No matter how hard I try, though, it is virtually impossible for me to get past how PETA perpetuates the objectification of women.
Their most recent endeavor can be seen at their website – their annual State of the Union Undress. How catchy! In the video, a woman removes her clothing while dictating all the amazing work PETA has done in the previous year. She does this until she is completely nude. This year, PETA requested the woman be “African American or mixed race”…you know, to look like the President and stuff.
I have not watched the video, so I can’t say with certainty if I would remember anything the woman said or the amazing feats PETA performed last year. The whole stripping off your clothes bit is perhaps a smidgen distracting to most.
PETA is known for this stuff, I know. But it’s frustrating, nonetheless. PETA uses the bodies of women to sell a product. Sex sells. There is nothing wrong with loving your body. There is nothing immoral about nudity. Sex can make for a wonderful, powerful connection between people. So I’m not coming from an angle of “prudishness” (which is what PETA often accuses its naysayers of being, weird). I’m not coming from a perspective of denying women (or anyone) the right to dress how they want.
I’m coming from the perspective that if you want to advocate liberation for nonhuman animals, perhaps you should avoid exploiting human females. That many of these women are conned into their own self-exploitation is heart-breaking and sad.

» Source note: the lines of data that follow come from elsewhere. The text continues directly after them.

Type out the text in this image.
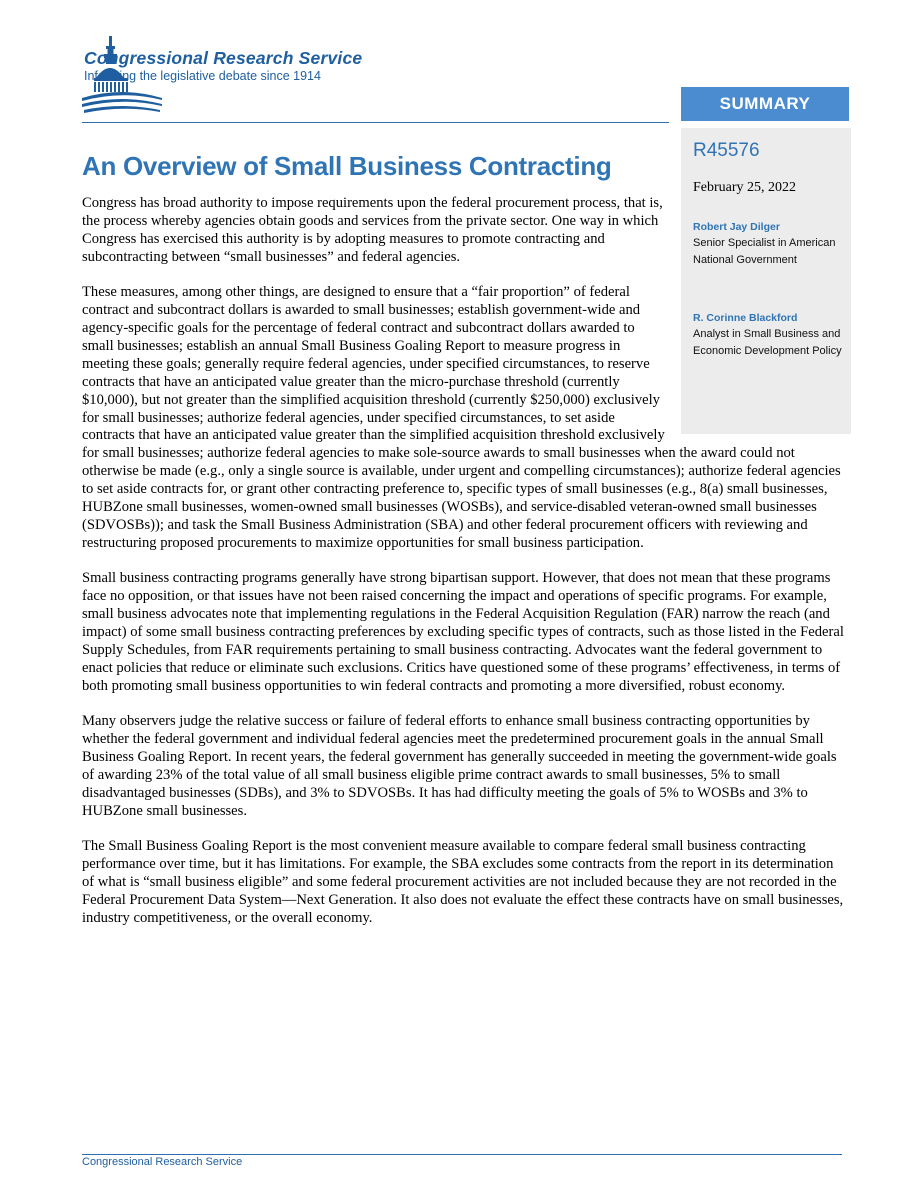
Congressional Research Service
Informing the legislative debate since 1914
SUMMARY
R45576
February 25, 2022
Robert Jay Dilger
Senior Specialist in American National Government
R. Corinne Blackford
Analyst in Small Business and Economic Development Policy
An Overview of Small Business Contracting

Congress has broad authority to impose requirements upon the federal procurement process, that is, the process whereby agencies obtain goods and services from the private sector. One way in which Congress has exercised this authority is by adopting measures to promote contracting and subcontracting between “small businesses” and federal agencies.

These measures, among other things, are designed to ensure that a “fair proportion” of federal contract and subcontract dollars is awarded to small businesses; establish government-wide and agency-specific goals for the percentage of federal contract and subcontract dollars awarded to small businesses; establish an annual Small Business Goaling Report to measure progress in meeting these goals; generally require federal agencies, under specified circumstances, to reserve contracts that have an anticipated value greater than the micro-purchase threshold (currently $10,000), but not greater than the simplified acquisition threshold (currently $250,000) exclusively for small businesses; authorize federal agencies, under specified circumstances, to set aside contracts that have an anticipated value greater than the simplified acquisition threshold exclusively for small businesses; authorize federal agencies to make sole-source awards to small businesses when the award could not otherwise be made (e.g., only a single source is available, under urgent and compelling circumstances); authorize federal agencies to set aside contracts for, or grant other contracting preference to, specific types of small businesses (e.g., 8(a) small businesses, HUBZone small businesses, women-owned small businesses (WOSBs), and service-disabled veteran-owned small businesses (SDVOSBs)); and task the Small Business Administration (SBA) and other federal procurement officers with reviewing and restructuring proposed procurements to maximize opportunities for small business participation.

Small business contracting programs generally have strong bipartisan support. However, that does not mean that these programs face no opposition, or that issues have not been raised concerning the impact and operations of specific programs. For example, small business advocates note that implementing regulations in the Federal Acquisition Regulation (FAR) narrow the reach (and impact) of some small business contracting preferences by excluding specific types of contracts, such as those listed in the Federal Supply Schedules, from FAR requirements pertaining to small business contracting. Advocates want the federal government to enact policies that reduce or eliminate such exclusions. Critics have questioned some of these programs’ effectiveness, in terms of both promoting small business opportunities to win federal contracts and promoting a more diversified, robust economy.

Many observers judge the relative success or failure of federal efforts to enhance small business contracting opportunities by whether the federal government and individual federal agencies meet the predetermined procurement goals in the annual Small Business Goaling Report. In recent years, the federal government has generally succeeded in meeting the government-wide goals of awarding 23% of the total value of all small business eligible prime contract awards to small businesses, 5% to small disadvantaged businesses (SDBs), and 3% to SDVOSBs. It has had difficulty meeting the goals of 5% to WOSBs and 3% to HUBZone small businesses.

The Small Business Goaling Report is the most convenient measure available to compare federal small business contracting performance over time, but it has limitations. For example, the SBA excludes some contracts from the report in its determination of what is “small business eligible” and some federal procurement activities are not included because they are not recorded in the Federal Procurement Data System—Next Generation. It also does not evaluate the effect these contracts have on small businesses, industry competitiveness, or the overall economy.

Congressional Research Service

For me, I think of the billions of farmed animals in the United States alone. On dairy farms, nine million cows will be artificially inseminated this year. They are, in essence, raped – denied the right to mate with a bull of their choice. They are denied motherhood, their babies stripped from them the day of birth. Their sole worth is in their bodies’ excretions, their milk. On egg farms, 400 million hens languish in cages or crammed into sheds. Their value is in their eggs, leeching calcium and life from them every day. On chicken farms, 9.3 billion birds – male and female – will be raised and slaughtered this year. Their value is in their body parts, their legs, thighs, and backs. They are sold by the pound. Producers will look at the 33 million cattle being fattened for slaughter and compartmentalize them into choice cuts, select body parts.

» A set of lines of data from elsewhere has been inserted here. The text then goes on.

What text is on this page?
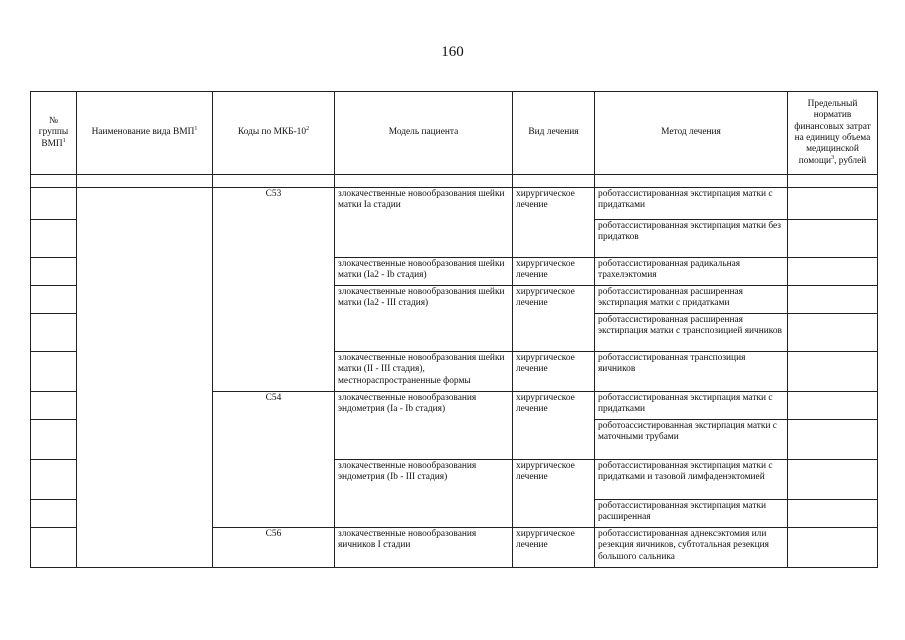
160
№ группы ВМП$^1$	Наименование вида ВМП$^1$	Коды по МКБ-$10^2$	Модель пациента	Вид лечения	Метод лечения	Предельный норматив финансовых затрат на единицу объема медицинской помощи$^3$, рублей

		C53	злокачественные новообразования шейки матки Ia стадии	хирургическое лечение	роботассистированная экстирпация матки с придатками	
					роботассистированная экстирпация матки без придатков	
			злокачественные новообразования шейки матки (Ia2 - Ib стадия)	хирургическое лечение	роботассистированная радикальная трахелэктомия	
			злокачественные новообразования шейки матки (Ia2 - III стадия)	хирургическое лечение	роботассистированная расширенная экстирпация матки с придатками	
					роботассистированная расширенная экстирпация матки с транспозицией яичников	
			злокачественные новообразования шейки матки (II - III стадия), местнораспространенные формы	хирургическое лечение	роботассистированная транспозиция яичников	
		C54	злокачественные новообразования эндометрия (Ia - Ib стадия)	хирургическое лечение	роботассистированная экстирпация матки с придатками	
					роботоассистированная экстирпация матки с маточными трубами	
			злокачественные новообразования эндометрия (Ib - III стадия)	хирургическое лечение	роботассистированная экстирпация матки с придатками и тазовой лимфаденэктомией	
					роботассистированная экстирпация матки расширенная	
		C56	злокачественные новообразования яичников I стадии	хирургическое лечение	роботассистированная аднексэктомия или резекция яичников, субтотальная резекция большого сальника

The list of horrifying things we do to nonhuman animals is long. How can we possibly change behavior, encourage compassion, suggest veganism when organizations within this movement perpetuate the notion that female humans are body parts? They are breasts and butts and thighs and smooth stomachs. They are, according to PETA, not fat or male or transgender or pimpled or seemingly flawed. They are young, nubile, firm, appealing based on nothing more than their flesh. Why do they care about nonhumans? Why do they want to help farmed animals or fur-bearing animals? What are their interests, their loves, desires, hopes and aspirations? What are their failures, mistakes?
We don’t ever know.
I want people to care about cattle and goats because they are socially fascinating, emotionally driven creatures. I want people to care about foxes and mink because they can suffer. I want people to care about turkeys and chickens because they sing songs, trill and cluck out a language. I want people to care about nonhuman animals because they are unique individuals with personalities, sentience, emotions, intelligence. I don’t feel people can care about the suffering and exploitation of nonhuman animals when an “animal rights” organization objectifies and exploits the bodies of human females.